* [PATCH] tools/docs/checktransupdate.py: use metadata to lookup origin path
@ 2026-03-09 9:58 Haoyang LIU
2026-03-09 14:10 ` Jonathan Corbet
0 siblings, 1 reply; 3+ messages in thread
From: Haoyang LIU @ 2026-03-09 9:58 UTC (permalink / raw)
To: Dongliang Mu, Yanteng Si, Alex Shi, Jonathan Corbet,
Mauro Carvalho Chehab, Shuah Khan
Cc: Haoyang LIU, linux-doc, linux-kernel
The get_origin_path() function assumes that translation files have the
same relative path as their origin files, just with "translations/{locale}"
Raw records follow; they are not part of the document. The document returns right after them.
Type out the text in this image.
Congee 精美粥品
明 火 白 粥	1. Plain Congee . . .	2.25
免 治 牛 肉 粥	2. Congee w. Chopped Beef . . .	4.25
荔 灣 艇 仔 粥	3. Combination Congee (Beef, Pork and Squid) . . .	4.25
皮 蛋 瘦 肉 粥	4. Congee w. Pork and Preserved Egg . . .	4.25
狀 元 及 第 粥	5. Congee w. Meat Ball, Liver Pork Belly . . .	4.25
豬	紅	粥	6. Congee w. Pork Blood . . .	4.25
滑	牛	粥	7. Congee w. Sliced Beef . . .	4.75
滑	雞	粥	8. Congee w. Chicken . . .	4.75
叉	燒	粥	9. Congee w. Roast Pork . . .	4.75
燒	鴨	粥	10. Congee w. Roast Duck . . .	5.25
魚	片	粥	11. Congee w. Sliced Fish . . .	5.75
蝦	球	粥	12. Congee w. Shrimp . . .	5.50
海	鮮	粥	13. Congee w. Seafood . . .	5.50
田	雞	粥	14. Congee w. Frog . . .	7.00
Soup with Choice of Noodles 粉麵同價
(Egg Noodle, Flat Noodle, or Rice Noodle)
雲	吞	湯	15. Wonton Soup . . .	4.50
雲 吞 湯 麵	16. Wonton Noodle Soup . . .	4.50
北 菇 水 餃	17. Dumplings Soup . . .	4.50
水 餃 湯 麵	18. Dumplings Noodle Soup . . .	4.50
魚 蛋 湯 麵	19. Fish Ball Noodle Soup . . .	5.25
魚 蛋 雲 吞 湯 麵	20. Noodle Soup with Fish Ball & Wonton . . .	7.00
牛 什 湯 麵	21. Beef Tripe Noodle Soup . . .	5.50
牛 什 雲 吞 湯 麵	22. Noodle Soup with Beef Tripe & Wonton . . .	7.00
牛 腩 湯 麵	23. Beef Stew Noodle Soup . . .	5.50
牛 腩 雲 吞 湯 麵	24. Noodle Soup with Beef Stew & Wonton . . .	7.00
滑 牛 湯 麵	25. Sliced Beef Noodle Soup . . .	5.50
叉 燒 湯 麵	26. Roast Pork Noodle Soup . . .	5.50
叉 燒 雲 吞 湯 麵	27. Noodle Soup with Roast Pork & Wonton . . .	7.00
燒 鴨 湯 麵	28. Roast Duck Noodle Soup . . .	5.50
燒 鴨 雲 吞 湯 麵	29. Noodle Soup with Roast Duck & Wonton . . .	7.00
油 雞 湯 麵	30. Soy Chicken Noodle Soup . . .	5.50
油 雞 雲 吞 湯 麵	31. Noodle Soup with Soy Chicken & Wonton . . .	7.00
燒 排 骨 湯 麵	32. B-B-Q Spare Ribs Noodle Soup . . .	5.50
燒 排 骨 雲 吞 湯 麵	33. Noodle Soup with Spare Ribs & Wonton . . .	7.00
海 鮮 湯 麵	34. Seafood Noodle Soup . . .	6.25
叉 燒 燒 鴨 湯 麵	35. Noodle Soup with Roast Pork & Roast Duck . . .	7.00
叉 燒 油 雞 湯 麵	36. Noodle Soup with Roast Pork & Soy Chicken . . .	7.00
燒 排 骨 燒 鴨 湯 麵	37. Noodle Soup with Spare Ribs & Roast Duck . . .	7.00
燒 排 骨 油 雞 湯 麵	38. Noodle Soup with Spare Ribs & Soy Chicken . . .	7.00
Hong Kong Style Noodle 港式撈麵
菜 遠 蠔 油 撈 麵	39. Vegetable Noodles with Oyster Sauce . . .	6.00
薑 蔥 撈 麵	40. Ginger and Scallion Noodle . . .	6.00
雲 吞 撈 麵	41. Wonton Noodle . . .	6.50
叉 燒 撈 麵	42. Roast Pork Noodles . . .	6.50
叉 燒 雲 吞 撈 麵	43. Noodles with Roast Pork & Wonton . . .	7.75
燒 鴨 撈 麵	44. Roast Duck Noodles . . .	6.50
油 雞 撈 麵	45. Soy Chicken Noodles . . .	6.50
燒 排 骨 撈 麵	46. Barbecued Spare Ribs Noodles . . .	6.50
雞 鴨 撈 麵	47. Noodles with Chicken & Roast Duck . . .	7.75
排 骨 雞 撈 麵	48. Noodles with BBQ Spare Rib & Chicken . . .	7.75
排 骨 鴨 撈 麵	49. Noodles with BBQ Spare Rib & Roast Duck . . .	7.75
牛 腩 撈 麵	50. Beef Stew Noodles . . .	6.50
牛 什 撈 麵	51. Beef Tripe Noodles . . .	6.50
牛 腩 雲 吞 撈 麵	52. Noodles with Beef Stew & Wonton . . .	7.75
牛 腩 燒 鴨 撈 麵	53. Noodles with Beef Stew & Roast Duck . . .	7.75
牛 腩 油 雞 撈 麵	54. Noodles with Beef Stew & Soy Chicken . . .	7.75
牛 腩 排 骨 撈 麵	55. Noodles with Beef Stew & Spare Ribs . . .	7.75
inserted after "Documentation/". However, this assumption is incorrect
for several translation files where the origin path differs. For example:
translations/zh_CN/dev-tools/gdb-kernel-debugging.rst
-> process/debugging/gdb-kernel-debugging.rst
The correct origin path is specified in each translation file's
:Original: metadata field, which can appear in several formats:
1. Plain path: :Original: Documentation/path/to/file.rst
2. With :ref: :Original: :ref:`Documentation/path/to/file.rst <label>`
3. With :doc: :Original: :doc:`../../../path/to/file`
Add get_origin_path_from_metadata() to parse the :Original: metadata
from translation files and extract the actual origin path. Update
check_per_file() to use metadata-based lookup first, falling back to
the path manipulation heuristic only when no metadata is found.
Signed-off-by: Haoyang LIU <tttturtleruss@gmail.com>
---
tools/docs/checktransupdate.py | 63 ++++++++++++++++++++++++++++++++--
1 file changed, 61 insertions(+), 2 deletions(-)
diff --git a/tools/docs/checktransupdate.py b/tools/docs/checktransupdate.py
index cc07cda667fc..b3c695fa0f7a 100755
--- a/tools/docs/checktransupdate.py
+++ b/tools/docs/checktransupdate.py
@@ -32,7 +32,7 @@ from datetime import datetime
def get_origin_path(file_path):
- """Get the origin path from the translation path"""
+ """Get the origin path from the translation path by path manipulation (fallback)"""
paths = file_path.split("/")
tidx = paths.index("translations")
opaths = paths[:tidx]
@@ -40,6 +40,62 @@ def get_origin_path(file_path):
return "/".join(opaths)
+def get_origin_path_from_metadata(file_path):
+ """Get the origin path from the :Original: metadata in the translation file.
+
+ The :Original: metadata can have several formats:
+ 1. Plain path: :Original: Documentation/path/to/file.rst
+ 2. With :ref: directive: :Original: :ref:`Documentation/path/to/file.rst <label>`
+ 3. With :doc: directive: :Original: :doc:`../../../path/to/file`
+
+ Returns the origin path if found, None otherwise.
+ """
+ # Pattern to match :Original: line
+ original_re = re.compile(r'^:Original:\s*(.+?)\s*$', re.IGNORECASE)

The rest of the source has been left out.